No any video found for this article.
Federica Mancini (2015). Incorporating User Participation in Heritage Institutions: Approaching Institutional Strategies in Relation To New Social Media and Audience Needs. Journal of New Media and Mass Communication, 2(1): 1-15. DOI: 10.18488/journal.91/2015.2.1/91.1.1.15
The gradual inclusion of the participation of the public in museums through social networks and other tools that enhance the user’s leadership in the management of information and in the knowledge production seems to have led to an evolution in the cultural experience of the public.
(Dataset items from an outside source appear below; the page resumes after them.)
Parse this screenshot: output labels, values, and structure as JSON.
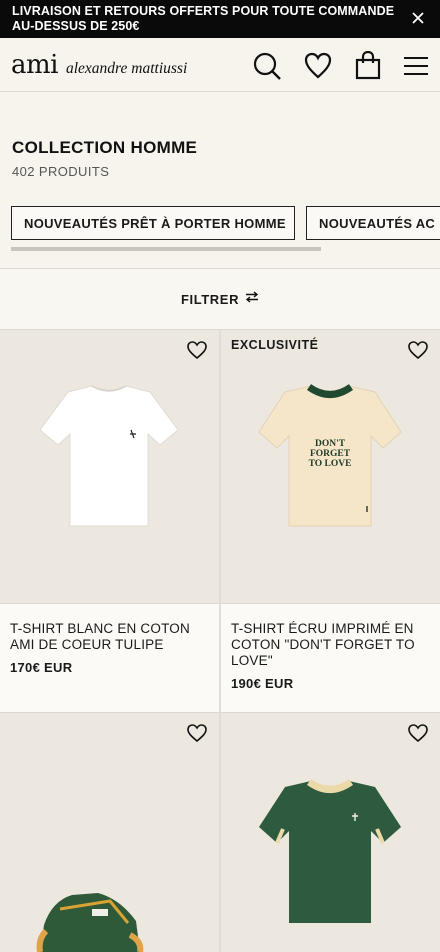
{
  "promo": {
    "text": "LIVRAISON ET RETOURS OFFERTS POUR TOUTE COMMANDE AU-DESSUS DE 250€",
    "close_icon": "close-icon"
  },
  "header": {
    "logo_mark": "ami",
    "logo_name": "alexandre mattiussi",
    "icons": [
      "search-icon",
      "heart-icon",
      "bag-icon",
      "menu-icon"
    ]
  },
  "collection": {
    "title": "COLLECTION HOMME",
    "count": "402 PRODUITS"
  },
  "chips": [
    {
      "label": "NOUVEAUTÉS PRÊT À PORTER HOMME"
    },
    {
      "label": "NOUVEAUTÉS AC"
    }
  ],
  "filter": {
    "label": "FILTRER",
    "icon": "filter-arrows-icon"
  },
  "products": [
    {
      "name": "T-SHIRT BLANC EN COTON AMI DE COEUR TULIPE",
      "price": "170€ EUR",
      "badge": "",
      "image": "white-tshirt",
      "color": "#ffffff"
    },
    {
      "name": "T-SHIRT ÉCRU IMPRIMÉ EN COTON \"DON'T FORGET TO LOVE\"",
      "price": "190€ EUR",
      "badge": "EXCLUSIVITÉ",
      "image": "ecru-tshirt",
      "color": "#f6e6c9",
      "print_text": "DON'T FORGET TO LOVE"
    },
    {
      "name": "",
      "price": "",
      "badge": "",
      "image": "green-sneaker",
      "color": "#2f5a3a"
    },
    {
      "name": "",
      "price": "",
      "badge": "",
      "image": "green-tshirt",
      "color": "#2e5a3f"
    }
  ],
  "colors": {
    "accent": "#0a0a0a",
    "background": "#f7f4ee",
    "image_bg": "#ece7df"
  }
}
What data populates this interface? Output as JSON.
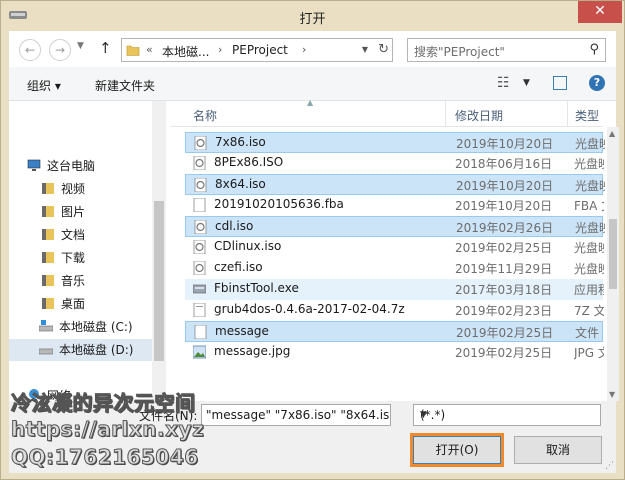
{
  "window": {
    "title": "打开",
    "close_glyph": "✕"
  },
  "nav": {
    "back_glyph": "←",
    "forward_glyph": "→",
    "up_glyph": "↑",
    "address": {
      "prefix": "«",
      "crumbs": [
        "本地磁...",
        "PEProject"
      ],
      "dropdown_glyph": "▼",
      "refresh_glyph": "↻"
    },
    "search": {
      "placeholder": "搜索\"PEProject\"",
      "icon_glyph": "⚲"
    }
  },
  "toolbar": {
    "organize_label": "组织 ▾",
    "new_folder_label": "新建文件夹",
    "view_glyph": "☷",
    "view_dropdown_glyph": "▼",
    "help_glyph": "?"
  },
  "sidebar": {
    "items": [
      {
        "label": "这台电脑",
        "icon": "computer-icon"
      },
      {
        "label": "视频",
        "icon": "video-folder-icon"
      },
      {
        "label": "图片",
        "icon": "pictures-folder-icon"
      },
      {
        "label": "文档",
        "icon": "documents-folder-icon"
      },
      {
        "label": "下载",
        "icon": "downloads-folder-icon"
      },
      {
        "label": "音乐",
        "icon": "music-folder-icon"
      },
      {
        "label": "桌面",
        "icon": "desktop-folder-icon"
      },
      {
        "label": "本地磁盘 (C:)",
        "icon": "drive-c-icon"
      },
      {
        "label": "本地磁盘 (D:)",
        "icon": "drive-d-icon",
        "selected": true
      },
      {
        "label": "网络",
        "icon": "network-icon"
      }
    ]
  },
  "columns": {
    "name": "名称",
    "date": "修改日期",
    "type": "类型"
  },
  "files": [
    {
      "name": "7x86.iso",
      "date": "2019年10月20日",
      "type": "光盘映",
      "selected": true,
      "icon": "disc-image-icon"
    },
    {
      "name": "8PEx86.ISO",
      "date": "2018年06月16日",
      "type": "光盘映",
      "selected": false,
      "icon": "disc-image-icon"
    },
    {
      "name": "8x64.iso",
      "date": "2019年10月20日",
      "type": "光盘映",
      "selected": true,
      "icon": "disc-image-icon"
    },
    {
      "name": "20191020105636.fba",
      "date": "2019年10月20日",
      "type": "FBA 文",
      "selected": false,
      "icon": "file-icon"
    },
    {
      "name": "cdl.iso",
      "date": "2019年02月26日",
      "type": "光盘映",
      "selected": true,
      "icon": "disc-image-icon"
    },
    {
      "name": "CDlinux.iso",
      "date": "2019年02月25日",
      "type": "光盘映",
      "selected": false,
      "icon": "disc-image-icon"
    },
    {
      "name": "czefi.iso",
      "date": "2019年11月29日",
      "type": "光盘映",
      "selected": false,
      "icon": "disc-image-icon"
    },
    {
      "name": "FbinstTool.exe",
      "date": "2017年03月18日",
      "type": "应用程",
      "selected": false,
      "hover": true,
      "icon": "exe-icon"
    },
    {
      "name": "grub4dos-0.4.6a-2017-02-04.7z",
      "date": "2019年02月23日",
      "type": "7Z 文",
      "selected": false,
      "icon": "archive-icon"
    },
    {
      "name": "message",
      "date": "2019年02月25日",
      "type": "文件",
      "selected": true,
      "icon": "file-icon"
    },
    {
      "name": "message.jpg",
      "date": "2019年02月25日",
      "type": "JPG 文",
      "selected": false,
      "icon": "image-file-icon"
    }
  ],
  "footer": {
    "filename_label": "文件名(N):",
    "filename_value": "\"message\" \"7x86.iso\" \"8x64.iso",
    "filetype_value": "(*.*)",
    "filetype_dropdown_glyph": "▼",
    "open_label": "打开(O)",
    "cancel_label": "取消"
  },
  "watermark": {
    "line1": "冷泫凝的异次元空间",
    "line2": "https://arlxn.xyz",
    "line3": "QQ:1762165046"
  },
  "colors": {
    "selection": "#cce4f7",
    "accent": "#f08a2c",
    "close": "#c7504b"
  }
}
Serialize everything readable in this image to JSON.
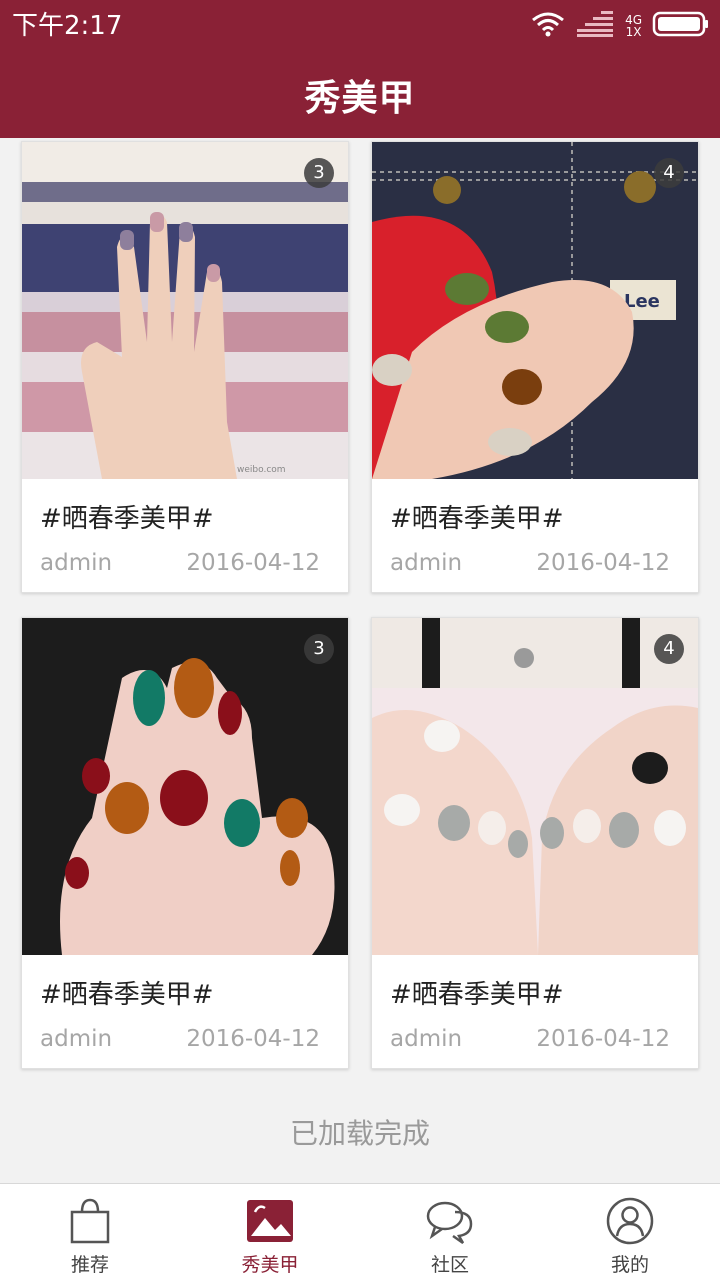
{
  "status_bar": {
    "time": "下午2:17",
    "network_top": "4G",
    "network_bottom": "1X"
  },
  "header": {
    "title": "秀美甲"
  },
  "colors": {
    "brand": "#8a2136",
    "muted_text": "#a6a6a6"
  },
  "posts": [
    {
      "title": "#晒春季美甲#",
      "author": "admin",
      "date": "2016-04-12",
      "image_count": "3"
    },
    {
      "title": "#晒春季美甲#",
      "author": "admin",
      "date": "2016-04-12",
      "image_count": "4"
    },
    {
      "title": "#晒春季美甲#",
      "author": "admin",
      "date": "2016-04-12",
      "image_count": "3"
    },
    {
      "title": "#晒春季美甲#",
      "author": "admin",
      "date": "2016-04-12",
      "image_count": "4"
    }
  ],
  "feed_status": "已加载完成",
  "tab_bar": {
    "tabs": [
      {
        "label": "推荐",
        "icon": "shopping-bag-icon"
      },
      {
        "label": "秀美甲",
        "icon": "picture-icon"
      },
      {
        "label": "社区",
        "icon": "chat-bubbles-icon"
      },
      {
        "label": "我的",
        "icon": "user-icon"
      }
    ],
    "active_tab": "秀美甲"
  }
}
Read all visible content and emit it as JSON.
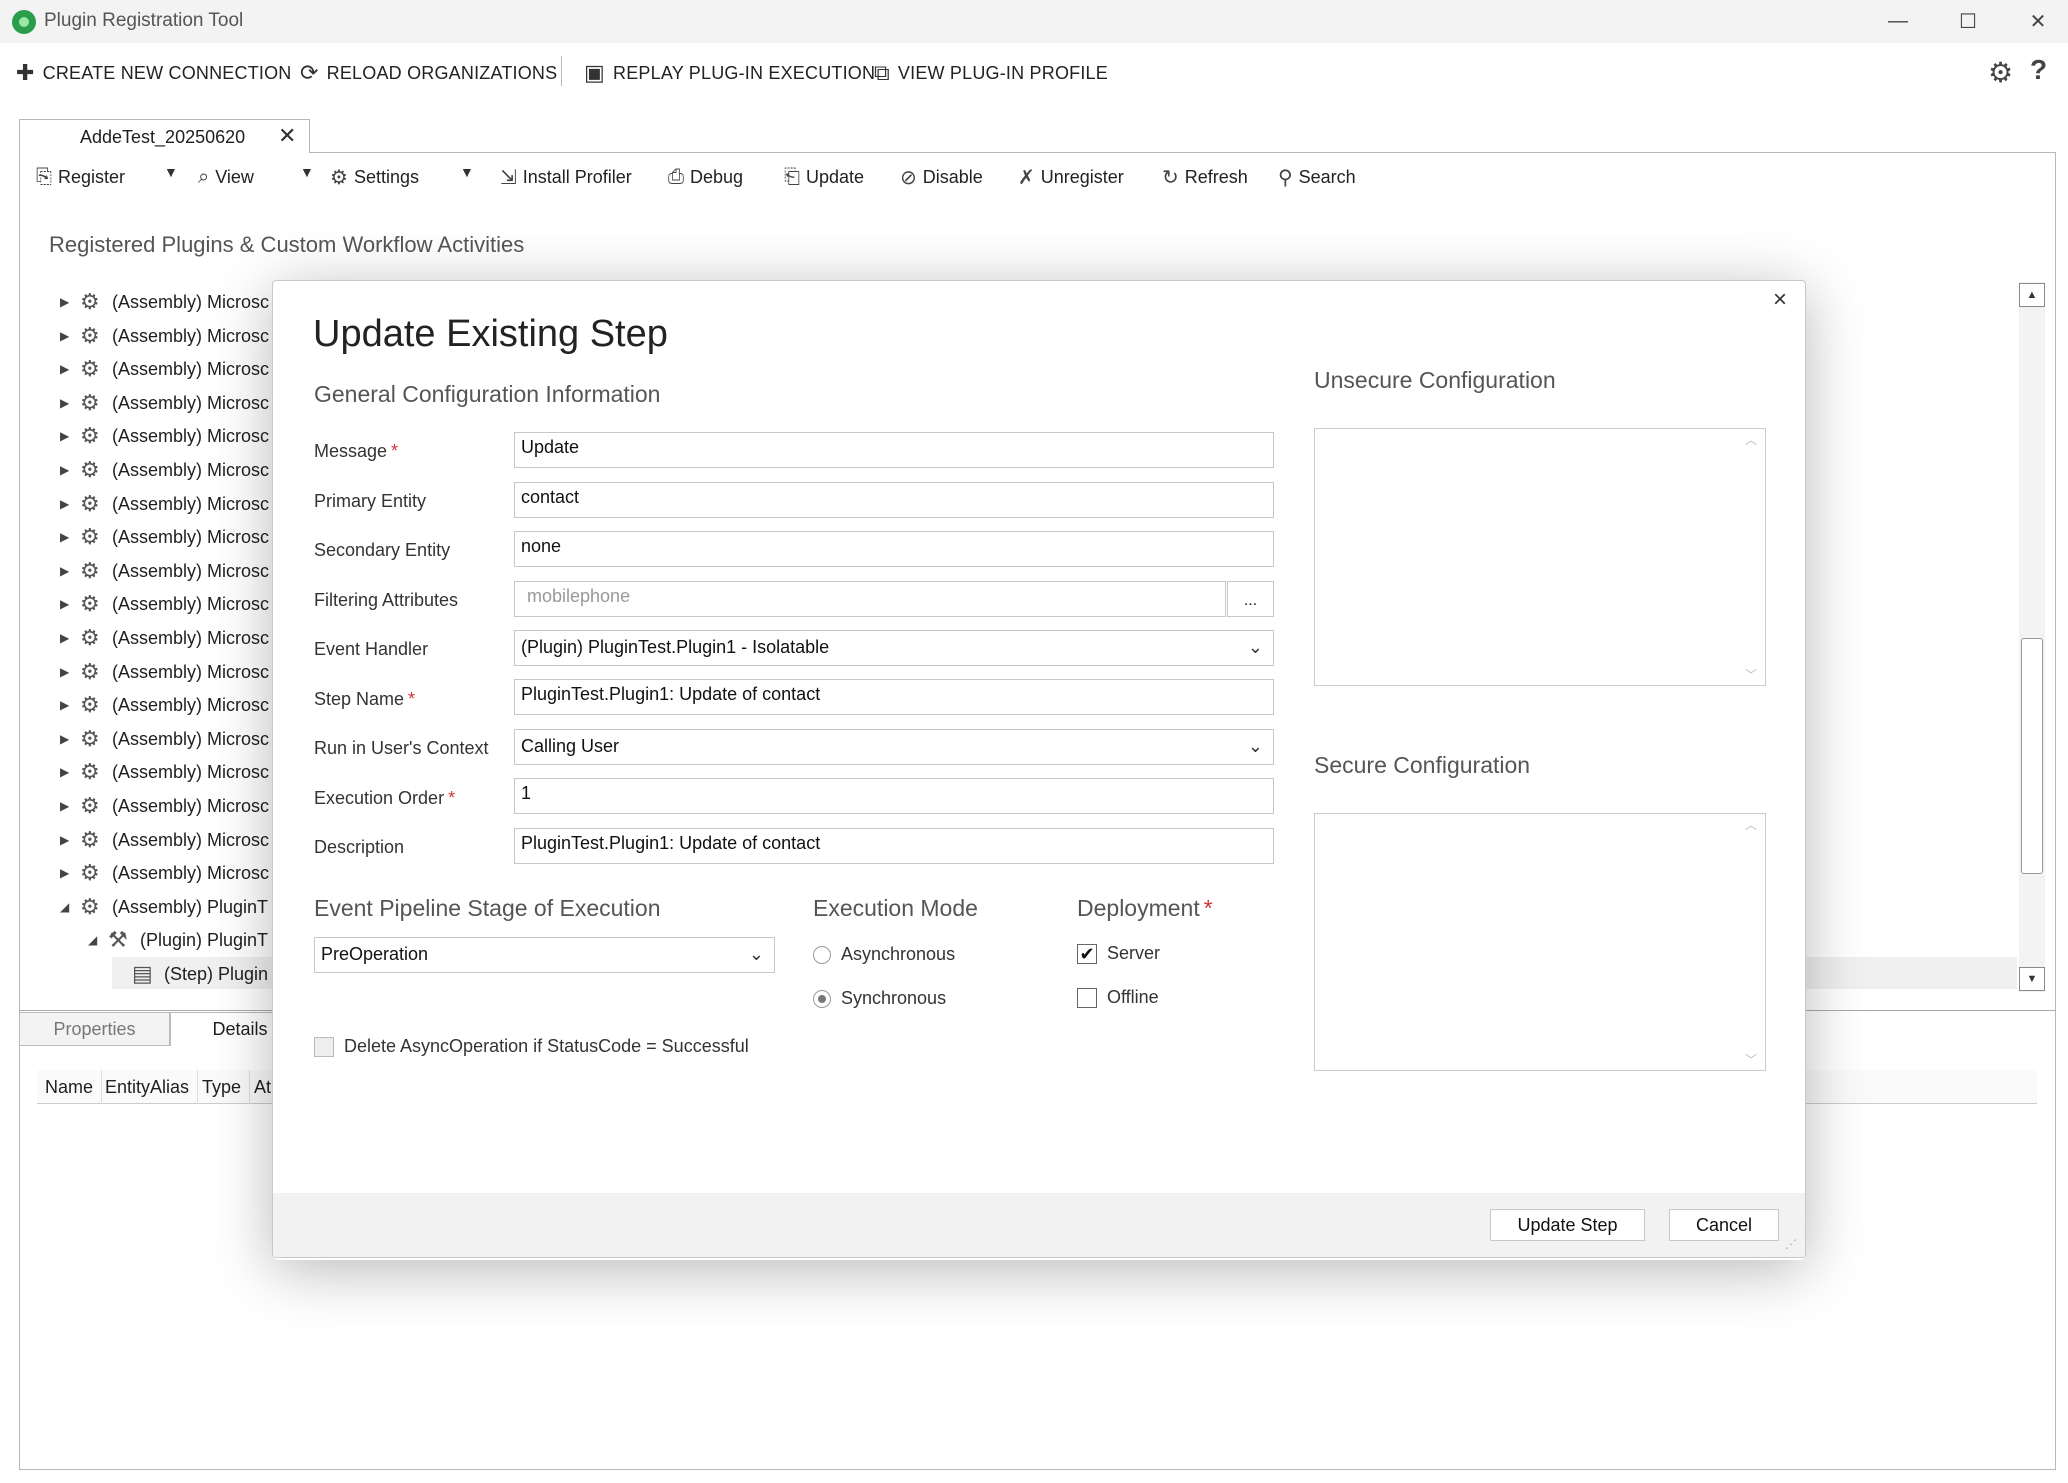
{
  "app": {
    "title": "Plugin Registration Tool",
    "window_controls": {
      "minimize": "—",
      "maximize": "☐",
      "close": "✕"
    }
  },
  "main_toolbar": {
    "create_connection": "CREATE NEW CONNECTION",
    "reload_orgs": "RELOAD ORGANIZATIONS",
    "replay": "REPLAY PLUG-IN EXECUTION",
    "view_profile": "VIEW PLUG-IN PROFILE",
    "help": "?"
  },
  "connection_tab": {
    "label": "AddeTest_20250620",
    "close": "✕"
  },
  "secondary_toolbar": {
    "register": "Register",
    "view": "View",
    "settings": "Settings",
    "install_profiler": "Install Profiler",
    "debug": "Debug",
    "update": "Update",
    "disable": "Disable",
    "unregister": "Unregister",
    "refresh": "Refresh",
    "search": "Search"
  },
  "tree": {
    "heading": "Registered Plugins & Custom Workflow Activities",
    "items": [
      "(Assembly) Microsc",
      "(Assembly) Microsc",
      "(Assembly) Microsc",
      "(Assembly) Microsc",
      "(Assembly) Microsc",
      "(Assembly) Microsc",
      "(Assembly) Microsc",
      "(Assembly) Microsc",
      "(Assembly) Microsc",
      "(Assembly) Microsc",
      "(Assembly) Microsc",
      "(Assembly) Microsc",
      "(Assembly) Microsc",
      "(Assembly) Microsc",
      "(Assembly) Microsc",
      "(Assembly) Microsc",
      "(Assembly) Microsc",
      "(Assembly) Microsc"
    ],
    "expanded_assembly": "(Assembly) PluginT",
    "plugin_node": "(Plugin) PluginT",
    "step_node": "(Step) Plugin"
  },
  "bottom_pane": {
    "tabs": {
      "properties": "Properties",
      "details": "Details"
    },
    "columns": [
      "Name",
      "EntityAlias",
      "Type",
      "At"
    ]
  },
  "modal": {
    "close": "×",
    "title": "Update Existing Step",
    "general_heading": "General Configuration Information",
    "fields": {
      "message": {
        "label": "Message",
        "value": "Update"
      },
      "primary_entity": {
        "label": "Primary Entity",
        "value": "contact"
      },
      "secondary_entity": {
        "label": "Secondary Entity",
        "value": "none"
      },
      "filtering_attributes": {
        "label": "Filtering Attributes",
        "value": "mobilephone",
        "button": "..."
      },
      "event_handler": {
        "label": "Event Handler",
        "value": "(Plugin) PluginTest.Plugin1 - Isolatable"
      },
      "step_name": {
        "label": "Step Name",
        "value": "PluginTest.Plugin1: Update of contact"
      },
      "run_context": {
        "label": "Run in User's Context",
        "value": "Calling User"
      },
      "execution_order": {
        "label": "Execution Order",
        "value": "1"
      },
      "description": {
        "label": "Description",
        "value": "PluginTest.Plugin1: Update of contact"
      }
    },
    "required_mark": "*",
    "pipeline": {
      "heading": "Event Pipeline Stage of Execution",
      "value": "PreOperation"
    },
    "execution_mode": {
      "heading": "Execution Mode",
      "asynchronous": "Asynchronous",
      "synchronous": "Synchronous",
      "selected": "Synchronous"
    },
    "deployment": {
      "heading": "Deployment",
      "server": "Server",
      "offline": "Offline",
      "server_checked": true,
      "offline_checked": false
    },
    "delete_async": {
      "label": "Delete AsyncOperation if StatusCode = Successful",
      "checked": false
    },
    "unsecure_heading": "Unsecure  Configuration",
    "secure_heading": "Secure  Configuration",
    "buttons": {
      "update": "Update Step",
      "cancel": "Cancel"
    }
  },
  "colors": {
    "required": "#d13438",
    "app_icon": "#2a9d4a"
  }
}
However, we do not know yet whether the possibility to intervene and manipulate the content really optimize the communication between visitors widening their possibilities of action turning them into a concerned and active audience.  In this study, we have analyzed practices and motivations of on line audience, detecting some guidelines that should be considered when incorporating user participation in heritage institutions. The analysis of when a participatory environment can encourage the dissemination of the contents of the museum and engage audiences in an ongoing and repeated relationship that encompasses even the attendance realm, was performed using a qualitative methodological perspective though supported by some quantitative data related to the profiles of the recipients of cultural activities and their practices in the network. The suggestions proposed, by virtue of being the result of an evaluation process of public preferences, would highlight the real needs of on line visitors and reduce the dissociation between the way that museums seek to use their pages and effective practices of their users. Looking at these results, this research (based on the analysis of four case studies) represents an attempt to approach the strategies adopted by the institutional sphere in relation to the new social media and to the current needs of the public.
Contribution/ Originality
This study documents the digital strategies used by museums of art and design to communicate with their audiences. The paper’s primary contribution is finding those that elicit a positive response from the general public and the factors that are linked implicitly to their success.